One of the priorities in Lapland UAS strategy is the Arctic cooperation and cross-border expertise. In the strategy, it is states that it works together with its neighbours and searches for partners globally. Glocalisation, lowering the barriers of borders, access for the SME sector to the major projects of the Barents Region, the shared challenges of the northern regions, such as the exodus of young people and cross-border co-operation in public services are examples of cross-border expertise, which is in constant need of development in Lapland and the Barents region
I have been involved in several Barents projects together with SME’s and students. In January 2018 we will start a new project with Norwegian and Russian universities. According to the feedback from students in the previous projects, practical learning methods in projects bring the studies closer to the real-life business. In addition, they develop creativity, innovativeness and team working and diversity management skills.

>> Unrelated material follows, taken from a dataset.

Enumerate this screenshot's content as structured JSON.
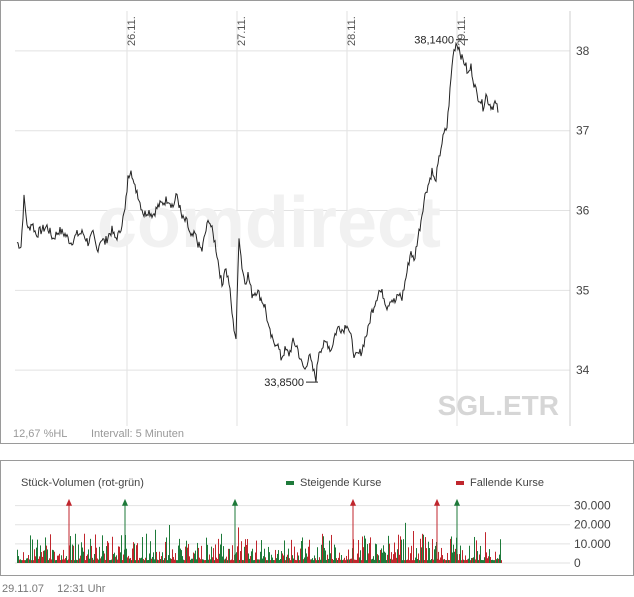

The students have also stated that their language skills have developed well and the pros and cons of entrepreneurship have become familiar. Many students said that the best thing were the many new friends, the networking.
Also from pedagogical perspective, the educational cross-border projects are a good example. In transnational teams students study real-life business in Barents region in an open learning environment developing competences need in the future business life. Teachers involved have been very active in planning and implementing the new pedagogical model and will after the project plan new collaboration ideas such as joint curricula and joint research.
Internationalization is one of the focus areas in all participating universities in development of the competences of students but also companies. Educational projects, student exchange and internship abroad enhance competences mentioned above and give the students courage to find later a job in the international markets.
Future is in the North
In the near future, it will be more realistic to plan Arctic business because the environmental issues and climate change are taken nowadays much more seriously that earlier. The prospects of Arctic visions do not mean that business opportunities would have weakened. Actually, in the long run they are huge, especially from the Finnish perspective. The investments of Norway and Russia are part of a long-term policy. The sustainable use of natural resources is just about to start.
In Lapland UAS strategy, Arctic cross-border operation is high on the priority list. Much has been done but it is important that in the near future more focus will be placed on the capacity building of management, staff and students to be able to reach the vision to be pioneers in arctic expertise and an internationally recognized educator, developer and partner.
In addition to the horizontal cooperation, it is important that the institutes of higher education as a network take the role as a link to the Central Europe, US and Asian countries. In these networks, the universities could train people in businesses and universities to learn more about the opportunities and business environment of the High North including the sustainable development. This kind of Gateway role could be a good way to the export of training; just as we already did 25 years ago.
Aaltonen M & Loescher M. 2013. Arctic Storm, changes in global logistics and the emergence of Finland on the world scene. Aalto University.
Arctic Council. 2017. https://www.arctic-council.org/index.php/en/about-us/arctic-council/fin-chairmanship. Accessed on 14 September 2017.
Ministry of Foreign Affairs of Finland. 2013. Finland’s Strategy for the Arctic Region 2013. Government resolution on 23 August 2013.
Selvitys: Koillisväylän tietoliikennekaapelilla kansainvälistä kannatusta. https://yle.fi/uutiset/3-9315612. Accessed 13 September 2017.
Smith L.C. 2011.The World in 2050: Four Forces Shaping Civilization’s Northern Future. Profile books.